Cellulite cures don't work, male enhancement pills are for suckers, fares to Hawaii right now are overpriced, and today's stock market is a money pit

Truth is, I know nothing about cellulite cures or male enhancement pills. They could be modern miracles for all I know. Really, I don't care.

I just wrote that because I'm incredibly amused by this whole Google ad business.

A few months ago, I figured out how to put these automated Google ads on my blog. For most bloggers, it's no-brainer technology. But I still struggle to understand it.

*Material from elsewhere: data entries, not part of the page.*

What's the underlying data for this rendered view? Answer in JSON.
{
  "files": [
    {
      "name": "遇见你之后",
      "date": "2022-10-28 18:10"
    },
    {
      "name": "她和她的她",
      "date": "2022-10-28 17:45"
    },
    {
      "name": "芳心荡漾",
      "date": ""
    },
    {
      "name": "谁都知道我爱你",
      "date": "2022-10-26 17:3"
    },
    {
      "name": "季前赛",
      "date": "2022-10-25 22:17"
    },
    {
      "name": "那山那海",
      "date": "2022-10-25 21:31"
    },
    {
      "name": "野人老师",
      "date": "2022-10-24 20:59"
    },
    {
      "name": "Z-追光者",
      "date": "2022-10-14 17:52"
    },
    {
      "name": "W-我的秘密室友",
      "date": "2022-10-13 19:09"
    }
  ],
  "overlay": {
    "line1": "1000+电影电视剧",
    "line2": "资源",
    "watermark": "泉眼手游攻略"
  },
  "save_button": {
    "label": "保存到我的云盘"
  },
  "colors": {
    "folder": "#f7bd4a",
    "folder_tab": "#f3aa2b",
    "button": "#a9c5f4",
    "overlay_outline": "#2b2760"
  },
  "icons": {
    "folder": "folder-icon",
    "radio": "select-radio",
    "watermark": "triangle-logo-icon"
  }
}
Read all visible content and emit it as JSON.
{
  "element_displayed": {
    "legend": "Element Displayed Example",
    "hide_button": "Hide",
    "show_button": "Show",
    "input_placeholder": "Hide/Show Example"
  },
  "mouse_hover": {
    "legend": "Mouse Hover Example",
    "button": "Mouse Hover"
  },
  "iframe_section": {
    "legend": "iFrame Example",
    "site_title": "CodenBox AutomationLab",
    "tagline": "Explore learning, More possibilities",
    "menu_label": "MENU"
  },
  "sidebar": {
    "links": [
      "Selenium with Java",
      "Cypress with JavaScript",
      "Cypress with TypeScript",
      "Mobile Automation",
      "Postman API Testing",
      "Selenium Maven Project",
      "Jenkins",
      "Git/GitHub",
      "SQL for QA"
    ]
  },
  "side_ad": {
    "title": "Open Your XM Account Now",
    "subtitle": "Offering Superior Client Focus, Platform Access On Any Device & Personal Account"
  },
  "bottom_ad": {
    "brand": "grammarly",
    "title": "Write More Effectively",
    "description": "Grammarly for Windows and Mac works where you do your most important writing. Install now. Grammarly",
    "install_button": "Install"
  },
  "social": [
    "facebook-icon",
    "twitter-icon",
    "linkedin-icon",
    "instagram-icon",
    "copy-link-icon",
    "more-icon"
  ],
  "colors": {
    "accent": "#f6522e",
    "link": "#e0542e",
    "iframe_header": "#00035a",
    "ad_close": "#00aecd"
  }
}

I thought I read that payment is based on the number of times people click ads. According to my statement, I have received exactly zero clicks. (I’m kind of proud of this, by the way. It suggests I have smart readers. No many. But smart.) Yet I have indeed earned money from these ads. Perhaps there’s also some payment that I didn't read about that's based on page views. Still, I report to you today that I have now raked in advertising revenues totaling 15 cents.

(Google, by the way, sends you a check when and if that total ever reaches $100. So I’ll look forward to cashing that in sometime around age 70, when it’ll probably pay for one gallon of gas.)

But one thing I have figured out about these ads: They’re automatically assigned to my blog based on keywords. And the software that assigns them isn’t very discriminating. I write, "Merriam-Webster sucks," and two days later an ad pops up for Merriam-Webster.

That’s pretty funny.

So, hoping that you too find this stuff amusing, I’m dedicating today’s blog entry to seeing whether I score any ads for cellulite treatments, male enhancement, Hawaiian Airlines, or some sucker investing tips.

Who knows? If that’s really where the money is, maybe when I’m 70 I’ll be able to afford two gallons of gas. Or, perhaps by then I’ll want to invest it in male enhancement.

(P.S. If you’re thinking of clicking on the ads to give me a leg up, that’s sweet but please don’t! The Google terms include my word that I won’t pull any tricks like that -- or ask readers to. I suspect that, if there’s one thing their computer really is good at it’s knowing when they’re getting ripped off. I’d rather stay an ad-click virgin.)

Thanks for listening and, P.S., Merriam-Webster sucks.